His lunches were legendary.

“We used to call it a Sal Date,” Ralls said. “It could go on for hours. But the conversations were really meaningful. A lot of the things we do today came out of those lunches.”

His leadership was about elevating those around him and helping them become who they wanted to be.

“His mantra was setting up whatever you’re leading to not need you to succeed,” Ladde said. “It was never about I. He was the last person to give himself credit.”

With Silvestri’s encouragement, Dr. Josef Thundiyil an emergency physician at ORMC, finished a fellowship in toxicology and obtained a Master’s in Public Health.

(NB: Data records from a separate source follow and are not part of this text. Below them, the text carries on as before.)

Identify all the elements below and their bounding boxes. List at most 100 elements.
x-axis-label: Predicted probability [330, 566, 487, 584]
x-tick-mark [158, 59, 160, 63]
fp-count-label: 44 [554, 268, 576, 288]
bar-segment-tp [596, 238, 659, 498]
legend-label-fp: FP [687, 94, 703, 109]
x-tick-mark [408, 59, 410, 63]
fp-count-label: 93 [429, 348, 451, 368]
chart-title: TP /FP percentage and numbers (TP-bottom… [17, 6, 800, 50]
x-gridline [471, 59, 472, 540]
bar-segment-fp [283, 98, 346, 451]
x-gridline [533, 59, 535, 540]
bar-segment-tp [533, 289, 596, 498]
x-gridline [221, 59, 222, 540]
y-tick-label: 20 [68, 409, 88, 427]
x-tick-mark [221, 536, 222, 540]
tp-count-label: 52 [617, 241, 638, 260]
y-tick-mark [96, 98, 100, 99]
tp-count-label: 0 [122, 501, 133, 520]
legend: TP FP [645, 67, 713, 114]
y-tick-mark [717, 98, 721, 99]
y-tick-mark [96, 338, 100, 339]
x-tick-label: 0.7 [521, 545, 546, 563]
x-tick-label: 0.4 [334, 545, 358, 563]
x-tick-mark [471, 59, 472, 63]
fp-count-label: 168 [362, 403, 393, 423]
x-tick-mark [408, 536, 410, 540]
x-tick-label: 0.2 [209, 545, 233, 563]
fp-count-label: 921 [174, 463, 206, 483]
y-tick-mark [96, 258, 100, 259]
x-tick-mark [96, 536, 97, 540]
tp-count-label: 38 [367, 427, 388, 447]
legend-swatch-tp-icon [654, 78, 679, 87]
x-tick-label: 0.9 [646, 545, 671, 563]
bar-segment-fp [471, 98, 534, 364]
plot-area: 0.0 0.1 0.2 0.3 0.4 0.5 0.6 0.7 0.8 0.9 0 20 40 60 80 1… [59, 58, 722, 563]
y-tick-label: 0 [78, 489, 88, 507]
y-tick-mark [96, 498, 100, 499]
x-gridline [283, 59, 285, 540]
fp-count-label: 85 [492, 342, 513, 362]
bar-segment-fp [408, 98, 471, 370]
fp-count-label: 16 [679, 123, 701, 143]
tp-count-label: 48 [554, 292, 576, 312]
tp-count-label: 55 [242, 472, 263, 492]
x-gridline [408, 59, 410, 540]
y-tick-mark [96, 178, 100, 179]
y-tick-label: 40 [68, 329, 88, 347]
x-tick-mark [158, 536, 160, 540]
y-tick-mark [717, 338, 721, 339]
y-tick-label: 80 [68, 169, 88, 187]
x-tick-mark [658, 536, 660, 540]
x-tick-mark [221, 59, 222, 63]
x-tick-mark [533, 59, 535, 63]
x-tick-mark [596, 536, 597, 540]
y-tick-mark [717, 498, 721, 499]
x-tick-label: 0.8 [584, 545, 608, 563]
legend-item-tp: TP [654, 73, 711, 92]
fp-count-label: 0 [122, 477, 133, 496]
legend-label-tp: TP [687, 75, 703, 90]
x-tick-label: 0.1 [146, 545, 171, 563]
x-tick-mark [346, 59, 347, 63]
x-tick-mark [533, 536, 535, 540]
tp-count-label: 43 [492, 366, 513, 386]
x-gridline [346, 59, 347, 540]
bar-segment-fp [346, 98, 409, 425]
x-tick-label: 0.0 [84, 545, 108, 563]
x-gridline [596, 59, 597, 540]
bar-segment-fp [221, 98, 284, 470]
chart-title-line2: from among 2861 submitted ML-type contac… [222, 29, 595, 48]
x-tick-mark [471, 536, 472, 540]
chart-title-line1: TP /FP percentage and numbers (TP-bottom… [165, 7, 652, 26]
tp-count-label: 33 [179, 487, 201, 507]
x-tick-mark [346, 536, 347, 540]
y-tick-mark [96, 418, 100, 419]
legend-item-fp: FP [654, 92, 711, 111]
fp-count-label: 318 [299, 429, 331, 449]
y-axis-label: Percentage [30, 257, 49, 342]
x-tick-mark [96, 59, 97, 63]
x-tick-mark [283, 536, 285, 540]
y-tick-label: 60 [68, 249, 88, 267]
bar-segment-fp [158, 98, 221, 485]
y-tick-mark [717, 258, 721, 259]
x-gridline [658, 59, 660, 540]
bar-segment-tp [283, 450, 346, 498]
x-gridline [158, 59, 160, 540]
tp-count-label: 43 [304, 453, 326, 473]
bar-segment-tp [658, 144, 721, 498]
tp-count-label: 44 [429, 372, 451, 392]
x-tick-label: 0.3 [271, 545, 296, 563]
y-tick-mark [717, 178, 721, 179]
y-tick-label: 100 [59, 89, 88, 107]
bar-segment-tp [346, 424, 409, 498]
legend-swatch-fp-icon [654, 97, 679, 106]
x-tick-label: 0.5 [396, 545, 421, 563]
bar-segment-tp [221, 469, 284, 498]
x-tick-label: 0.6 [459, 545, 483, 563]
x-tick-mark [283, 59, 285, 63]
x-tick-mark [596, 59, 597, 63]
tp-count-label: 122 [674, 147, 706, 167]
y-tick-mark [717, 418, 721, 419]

“He makes me want to be a better teacher and physicians and want to carry his legacy that everybody should be treated like family, humanely and with respect,” said Thundiyil. “He’ll be missed greatly.”

Silvestri had a knack for reaching out to people.

“When we were at the service, there were at least 50 people in the room who would say that they’re his best friends. There were at least 100 people who would say he was their mentor. And 1,000 people would say that he’s their role model,” said Ralls.

He gave a colleague who was a baseball fan, a Baltimore Orioles T-shirt. When Falk was sitting shiva earlier this year for his brother, Silvestri showed up with an expensive bottle of Scotch and spent several hours by his side. When he went to Italy, he brought Falk an Italian tie.

“Sal was a tremendous Neapolitan Italian dresser,” Falk said. “He wore stuff that only an Italian man could wear. His saying was that there are only two kinds of ties: Italian ties and ties that wanted to be Italian ties.”

And he gave Ladde’s 4-year-old son his first baseball glove. “When he found out about Sal, he asked us if he could come to the funeral in New York,” Ladde said.

And above all, he loved his family.

“The guy worked countless hours, but he always made time to go to his daughter’s dance recital and his son’s baseball games. He made it look so easy,” said Ladde.

Hundreds attended his memorial on Wednesday before his body was flown to New York.

An Orange County rescue truck carried his body to the airplane’s cargo hanger and Orange County Sheriff’s Office Honor Guard carried his coffin.

Silvestri’s funeral is on Saturday in New York. Many from the Orlando community are attending.

“I’m flying out early Saturday morning and I know at least eight other people who are on the same flight going to his funeral,” Ladde said.

Silvestri is survived by his wife and two children, both of whom are students at Johns Hopkins University.

His family has created a Go Fund Me page to raise money for Orange County School AED program. The fund had raised more than $60,000 since being established on Feb. 28.